By DAYANAND MOHITE | published: March 08, 2019 06:58 PM 2019-02-12T14:15:30+5:30

In crucial meet today, Election Commission set to decide on Lok Sabha election 2019 schedule

city : pune

The Election Commission of India is set to hold a crucial meet on Friday during which the schedule for holding the Lok Sabha election 2019 is most likely to be discussed.

Chief Election Commissioner Sunil Arora, two Election Commissioners and other top officials of the poll panel will attend the meeting. 

In today's meeting, the poll panel is also expected to decide on dates for conducting the assembly elections in J&K. Since the Jammu and Kashmir Assembly has been dissolved, the EC is bound to hold fresh polls there as well within a six-month period, which will end in May.

As per sources, the poll panel is in the process to soon announce the schedule for the high-voltage Lok Sabha elections, which is likely to be spread over 7-8 phases in April-May.

Sources said the poll panel is in final stages of completing its logistical preparations to hold elections for the 17th Lok Sabha and a detailed polling schedule could be announced as early this weekend or by early next week. 

The term of the present Lok Sabha ends on June 3.

The announcement of dates for the elections, in which Prime Minister Narendra Modi will make his bid to return to power amid hectic parleys by several political parties to put a united fight against the ruling BJP, would be followed by a meeting of election observers next week for the first and second phase of polling.

A senior Election Commission functionary had earlier said the poll panel is now prepared to announce the dates "any day" and it could happen over the weekend or at most by Tuesday.

Notification for the first phase could be issued by the end of March for voting sometime in early April, sources suggested.
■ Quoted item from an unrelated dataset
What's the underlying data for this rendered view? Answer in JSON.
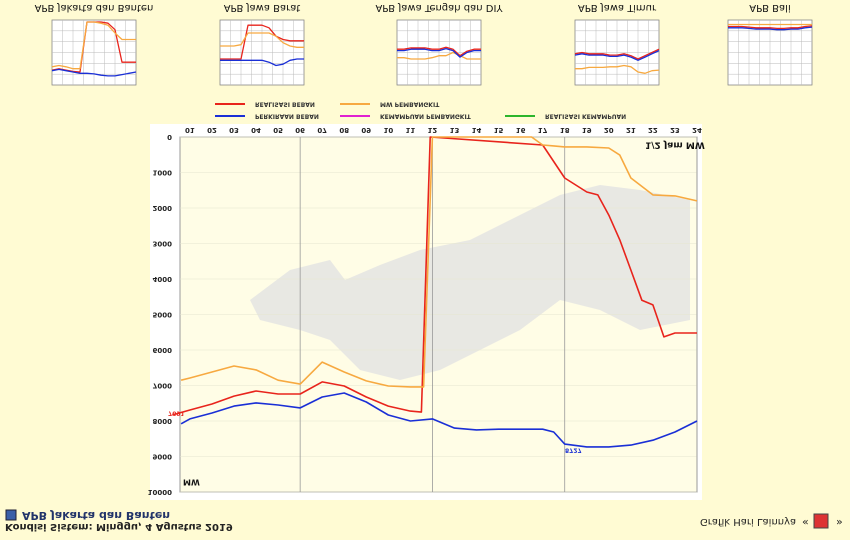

There is a strong possibility that the EC may go by the precedent and hold assembly elections in Andhra Pradesh, Odisha, Sikkim and Arunachal Pradesh along with the Lok Sabha polls.

While there is a view that the Jammu and Kashmir assembly elections can be held along with the Lok Sabha polls, but a lot depends on the complex security situation in the state given the heightened tension along the India-Pakistan border.

While the Centre and the state administration, being managed by the Centre-appointed governor, are against holding the two elections together, all political parties there favoured simultaneous polls during a meeting with the Election Commission earlier this week.

The J&K assembly's six-year term was to end on March 16, 2021, but it got dissolved after a ruling coalition between the PDP and the BJP fell apart. 

The other state assemblies and Lok Sabha have five-year terms. While the term of the Sikkim Assembly ends on May 27, 2019, the terms of Andhra Pradesh, Odisha and Arunachal Pradesh assemblies end on June 18, June 11 and June 1 respectively.

The Commission has held several review meetings across the country in last few weeks to gear up its machinery. The required electronic voting machines and paper trail machines are in place to be deployed in nearly 10 lakh polling stations across 543 Lok Sabha constituencies.

This is a high probability of the elections being spread across 7-8 phases this time.

In 2004, the Commission had announced four-phase Lok Sabha polls on February 29. While the first date of polling was April 20 and the last date was May 10.

In 2009, the EC had announced Lok Sabha poll scheduled on March 2. The five-phase polls began on April 16 and ended on May 13.

In 2014, the EC had announced the election schedule on March 5 and the nine-phase electoral exercise was spread across April and May. While the first phase polling was on April 7, the last phase was on May 12.